Forum Discussion
15 Replies
- Altera_Forum
Honored Contributor
Hopefully I am asking the right question and not been sold a bill of goods to upsale me, my experience is limited to PIC proccessing but I am looking for the right proccessor with alot of speed in the gpio area.
- Altera_Forum
Honored Contributor
If you are talking about a PIO on a system with a Nios CPU it depends on many factors, mostly the CPU type, its frequency, the memory type and interface connected to the CPU instruction master port, the amount of cache and the kind of software environment you will build your application upon.
If you really want high speed input/output you should consider using a DMA instead of a PIO component. - Altera_Forum
Honored Contributor
I Want to control a PATA SSD with it at high speeds (over 60 megabytes a second)
- Altera_Forum
Honored Contributor
I built a PIC18f based system that controlled a compact flash using GPIO, The cyclone III has a end GPIO of about 250 MHZ from digging around the internet, I think this would be best for my project, what do you think ?
- Altera_Forum
Honored Contributor
The FPGA itself is certainly capable of such speeds, but you won't be able to reach it by controlling the SSD in software and PIOs. You will need a dedicated controller with DMA support, such as this one (http://www.cast-inc.com/ip-cores/storage/ataif/cast_ataif-a.pdf).
There is also an opensource core at opencores (http://opencores.org/project,ata) but IIRC only the first one (PIO mode) is fully stable. - Altera_Forum
Honored Contributor
shot in the dark here, is there any way to LVDS to a sata DMA controller?
- Altera_Forum
Honored Contributor
second question, do you know where to get a inexpensive cyclone III starter board with alot of pins still open ?
- Altera_Forum
Honored Contributor
The regulal LVDS pins aren't fast enough for SATA. You need an FPGA with transceivers for that, such as an Arria, or one of the Cyclone/Statix GX variants. Have a look here (http://www.altera.com/technology/high_speed/protocols/sata-sas/pro-sata-sas.html).
As for an inexpensive starter board with pins, you can have a look at the bemicro (http://www.arroweurope.com/markets-solutions/solutions/bemicro/bemicro.html) (careful, IIRC this board uses a special kind of RAM that requires a licensed core) or the Cyclone IV de0-nano (http://www.terasic.com.tw/cgi-bin/page/archive.pl?no=593) board. I'd recommend the DE0-Nano. It has 72 I/O pins from what I can read. - Altera_Forum
Honored Contributor
I decided to make my own cyclone III board with altium designer. Do you know which pins can be used for the JTAG header ? Also should I include extra program data space on a eeprom ? All the kits i see have extra eeprom.
- Altera_Forum
Honored Contributor
See the Cyclone III literature, more specifically the configuration chapter.
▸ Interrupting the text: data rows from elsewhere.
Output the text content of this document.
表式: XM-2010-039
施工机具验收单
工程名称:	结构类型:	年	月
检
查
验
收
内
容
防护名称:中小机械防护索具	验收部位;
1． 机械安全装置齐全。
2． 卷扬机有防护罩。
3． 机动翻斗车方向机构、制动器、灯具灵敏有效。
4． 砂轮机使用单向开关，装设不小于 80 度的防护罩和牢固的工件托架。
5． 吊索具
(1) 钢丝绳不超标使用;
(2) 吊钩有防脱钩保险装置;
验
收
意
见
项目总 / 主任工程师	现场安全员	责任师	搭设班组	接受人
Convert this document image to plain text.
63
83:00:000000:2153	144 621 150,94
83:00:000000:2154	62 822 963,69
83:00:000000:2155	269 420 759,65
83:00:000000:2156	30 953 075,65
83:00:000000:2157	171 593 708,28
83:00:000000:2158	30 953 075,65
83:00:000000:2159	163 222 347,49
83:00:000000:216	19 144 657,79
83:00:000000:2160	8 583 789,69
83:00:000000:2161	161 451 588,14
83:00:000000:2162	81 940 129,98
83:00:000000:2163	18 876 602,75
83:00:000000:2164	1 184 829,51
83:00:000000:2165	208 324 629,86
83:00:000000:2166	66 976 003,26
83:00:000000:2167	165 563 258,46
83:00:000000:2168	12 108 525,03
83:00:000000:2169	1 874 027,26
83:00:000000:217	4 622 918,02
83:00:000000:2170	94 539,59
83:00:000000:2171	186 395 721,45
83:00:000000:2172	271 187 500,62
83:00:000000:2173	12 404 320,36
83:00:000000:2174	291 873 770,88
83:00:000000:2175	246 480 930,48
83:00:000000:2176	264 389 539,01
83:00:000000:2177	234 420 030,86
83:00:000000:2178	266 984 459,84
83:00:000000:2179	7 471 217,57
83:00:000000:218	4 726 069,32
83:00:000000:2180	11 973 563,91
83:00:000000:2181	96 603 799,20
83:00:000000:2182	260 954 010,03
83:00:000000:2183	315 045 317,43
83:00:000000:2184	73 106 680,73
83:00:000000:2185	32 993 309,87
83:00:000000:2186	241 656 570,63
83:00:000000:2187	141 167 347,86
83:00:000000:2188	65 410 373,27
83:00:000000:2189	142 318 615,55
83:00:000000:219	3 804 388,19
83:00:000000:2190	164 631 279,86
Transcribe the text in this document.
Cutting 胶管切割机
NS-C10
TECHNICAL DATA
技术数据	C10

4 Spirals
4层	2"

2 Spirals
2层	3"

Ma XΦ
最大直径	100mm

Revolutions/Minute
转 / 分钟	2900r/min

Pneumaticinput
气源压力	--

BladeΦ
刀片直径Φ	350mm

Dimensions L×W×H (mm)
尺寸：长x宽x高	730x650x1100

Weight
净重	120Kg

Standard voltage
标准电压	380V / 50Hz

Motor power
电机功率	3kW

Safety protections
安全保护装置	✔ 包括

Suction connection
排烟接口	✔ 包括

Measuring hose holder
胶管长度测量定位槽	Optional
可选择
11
Also, triple check your pin assignment with the pin connection guidelines and by compiling a mock up project. There are many possible mistakes when designing such a board... If you want to run NIOS or something like that, yes, you should leave extra room the in the configuration ROM. They're cheap, anyway. Like Daixiwen metioned, the regular LVDS outputs on a Cyclone III aren't no where fast enought for SATA (1.5 Gbps at least). You'll need either to use a FPGA with transceivers *or* find yourself a cheap PCI to SATA controller chip such as SiI3114.